Prill beads are small spheres of magnesium oxide that rose to prominence in the clean up of nuclear waste in waterways. To this end, they're said to work magnificently, but apparently, they have a ton of other effects upon water, including aiding in the detox of the body (when first starting to drink prilled water, drink small amounts to avoid harsh detox symptoms).
They're also reusable. Said to provide enhanced hydration and the resulting glow and luster brought out of skin and hair respectively, Prill water also aids in the absorption of nutrients and acts as a potent assistant in eradicating metals and general toxins that shouldn't be in the body. Prill water can be used for anything, including aiding the waterways with every flush when placed in a sachet in your toilet bowl. When prill water is added to waterways it knocks contaminants out of the picture, helping nature and its inhabitants to regain health again. Water that's been treated with Prill Beads will have a PH of at least 7.4.
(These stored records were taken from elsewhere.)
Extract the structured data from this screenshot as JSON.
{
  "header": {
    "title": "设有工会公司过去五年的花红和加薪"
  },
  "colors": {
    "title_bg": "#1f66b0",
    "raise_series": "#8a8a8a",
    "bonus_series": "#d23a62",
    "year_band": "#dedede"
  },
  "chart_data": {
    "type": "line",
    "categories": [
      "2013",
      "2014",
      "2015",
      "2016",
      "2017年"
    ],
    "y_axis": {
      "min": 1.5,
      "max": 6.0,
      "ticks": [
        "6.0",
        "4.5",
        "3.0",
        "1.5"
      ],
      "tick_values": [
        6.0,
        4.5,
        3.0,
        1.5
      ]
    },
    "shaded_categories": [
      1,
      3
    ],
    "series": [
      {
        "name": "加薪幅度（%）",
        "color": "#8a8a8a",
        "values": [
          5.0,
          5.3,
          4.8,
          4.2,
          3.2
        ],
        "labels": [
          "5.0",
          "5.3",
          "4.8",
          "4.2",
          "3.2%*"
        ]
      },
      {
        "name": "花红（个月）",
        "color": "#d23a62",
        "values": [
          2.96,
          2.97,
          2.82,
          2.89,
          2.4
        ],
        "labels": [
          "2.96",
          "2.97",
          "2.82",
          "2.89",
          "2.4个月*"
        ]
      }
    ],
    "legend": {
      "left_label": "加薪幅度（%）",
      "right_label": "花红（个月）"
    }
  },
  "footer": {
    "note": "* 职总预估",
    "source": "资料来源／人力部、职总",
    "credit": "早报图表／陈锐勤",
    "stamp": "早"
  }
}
The average bag of prill beads shouldn't cost you more than 11.00 to 12.00 dollars, and making it is fairly easeful. Have a glass gallon jug (avoid plastic) filled with water (the purer the better as there is some debate about prill's effectiveness in totally eradicating fluoride). Add a satchel of prill beads to the water, and let it sit overnight (longer soaking times produce stronger water). After the soak time, pour up to ¾ of the water into smaller glass bottles (even upcycled iced tea containers or related bottles work well), and enjoy whenever your thirst hits. Add more water to the ¾ prilled h2O in the original jug, and it will be ready to drink in one hour (there must be water that's already been prilled for at least 24 hours in the jug to enjoy this option regularly).
Known in some circles as hyper-filtration, reverse osmosis is a stand-by process for a few bottled water producers (the sort who don't attempt to pass off tap water as “spring” water, most likely) intent on eradicating contaminants from the water they market. It's said to be the most effective eradicator of contaminants available in some circles, but there are other factions who assert that minerals which are alkaline and good for the body are also filtered from water that's been treated by reverse osmosis causing it to be an acidic water that can leech calcium from the physical system. And, in addition to being a very expensive and slow processor, up to eight gallons of water is wasted to make a mere one gallon of treated water. For green-boned types, the latter fact relegates reverse osmosis to the land of water-treatment “non-options”.
The process utilizes a semi-permeable membrane that doesn't interfere with the passage of clean water, but stops toxins that are “too big” from accessing its gate. Most contaminants that are inorganic in nature “shall not pass” even if they are a dissolved sort of metal like arsenic, copper, lead, or mercury, for instance. Bacteria and viruses are another matter, however. Reverse Osmosis can treat this sort of thing, but it's not the antithesis of these foes. Utilizing a secondary option to ensure you zap everything, is your best bet. Running water through a distiller and then a reverse osmosis filtration system should combat most of the nasties, you'd rather not consume, quite rather nicely.